Nazir Ahmad Danda, the head of Mujapathar village in Budgam district, was also worried about what would happen to people like him who had been living in the forest area for generations. He is from the Gujjar nomadic community, which spends six months with their herds in the region's hilly areas and the rest of the year at their homes in the forest.

“For us, it’s an existential crisis," he said. “These trees that the forest officials have destroyed were part of our existence. We, nomadic people, depend on the yield to sustain ourselves in this harsh place where you cannot grow anything.”

Forest officials said that only those people who had been illegally occupying the land had been affected by the move.

“No forest dweller has been affected,” Kashmir chief conservator Farooq Gillani told Arab News. “We are here to get the Forest Rights Act implemented and people should get their due rights. But whosoever has been trying to violate the forest law will face the action,” he said, denying that any tree had been felled. “This is far from the truth, there may be some saplings here and there.”

The 2006 Forest Rights Act (FRA) gives forest dwellers the right to live on the land, manage it, utilize minor forest produce and use the forest for grazing.

Kashmir-based forest rights activist Dr.
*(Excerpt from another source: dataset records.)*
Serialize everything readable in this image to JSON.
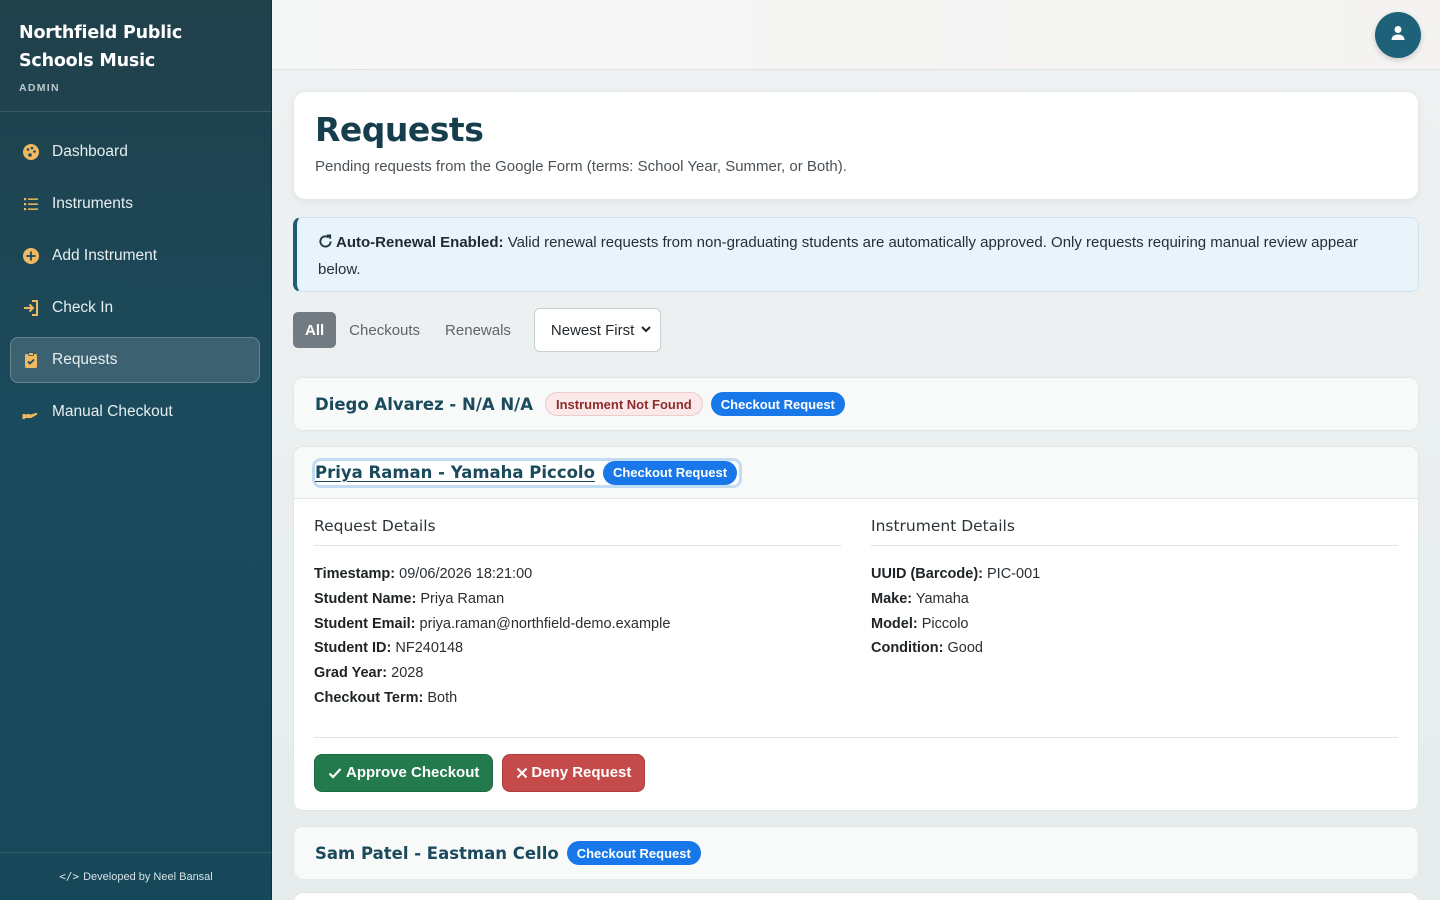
{
  "sidebar": {
    "brand_line1": "Northfield Public",
    "brand_line2": "Schools Music",
    "role": "ADMIN",
    "items": [
      {
        "label": "Dashboard",
        "icon": "palette-icon"
      },
      {
        "label": "Instruments",
        "icon": "list-icon"
      },
      {
        "label": "Add Instrument",
        "icon": "plus-circle-icon"
      },
      {
        "label": "Check In",
        "icon": "sign-in-icon"
      },
      {
        "label": "Requests",
        "icon": "clipboard-icon",
        "active": true
      },
      {
        "label": "Manual Checkout",
        "icon": "hand-icon"
      }
    ],
    "footer": "Developed by Neel Bansal"
  },
  "header": {
    "avatar_icon": "user-icon"
  },
  "page": {
    "title": "Requests",
    "description": "Pending requests from the Google Form (terms: School Year, Summer, or Both)."
  },
  "alert": {
    "title": "Auto-Renewal Enabled:",
    "text": "Valid renewal requests from non-graduating students are automatically approved. Only requests requiring manual review appear below."
  },
  "filters": {
    "tabs": [
      "All",
      "Checkouts",
      "Renewals"
    ],
    "active_tab": "All",
    "sort_value": "Newest First"
  },
  "requests": [
    {
      "name": "Diego Alvarez - N/A N/A",
      "badges": [
        "Instrument Not Found",
        "Checkout Request"
      ],
      "expanded": false
    },
    {
      "name": "Priya Raman - Yamaha Piccolo",
      "badges": [
        "Checkout Request"
      ],
      "expanded": true,
      "request_details_title": "Request Details",
      "instrument_details_title": "Instrument Details",
      "request_fields": [
        {
          "label": "Timestamp:",
          "value": "09/06/2026 18:21:00"
        },
        {
          "label": "Student Name:",
          "value": "Priya Raman"
        },
        {
          "label": "Student Email:",
          "value": "priya.raman@northfield-demo.example"
        },
        {
          "label": "Student ID:",
          "value": "NF240148"
        },
        {
          "label": "Grad Year:",
          "value": "2028"
        },
        {
          "label": "Checkout Term:",
          "value": "Both"
        }
      ],
      "instrument_fields": [
        {
          "label": "UUID (Barcode):",
          "value": "PIC-001"
        },
        {
          "label": "Make:",
          "value": "Yamaha"
        },
        {
          "label": "Model:",
          "value": "Piccolo"
        },
        {
          "label": "Condition:",
          "value": "Good"
        }
      ],
      "approve_label": "Approve Checkout",
      "deny_label": "Deny Request"
    },
    {
      "name": "Sam Patel - Eastman Cello",
      "badges": [
        "Checkout Request"
      ],
      "expanded": false
    }
  ],
  "colors": {
    "sidebar_bg": "#1b4a5c",
    "accent_blue": "#1877e9",
    "approve_green": "#237a4d",
    "deny_red": "#c54a4a",
    "title_teal": "#173e4d"
  }
}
Shaikh Rasool saw the Indian government's attempt to evict local communities as a move to facilitate corporate interests.

“That whole exercise is meant to clear the land for corporate houses who can use these lands for industrial activities,” Rasool told Arab News. “By destroying the habitats of the forest dwellers, the present regime is trying to help the corporates and is suppressing and muzzling the voice of the poor.”

He said it was already suspected that, when the region's autonomy was scrapped, the government may be clearing the way for corporate and business interests in Kashmir as there was previously no door open to sensitive forest zones.

“By destroying the trees and the forest dwellers’ lives the government is trying to destroy the pastoral culture of the region,” he added, vowing that environmental activists and civil society groups would fight for the implementation of the FRA in Kashmir so that rights of forest dwellers were protected.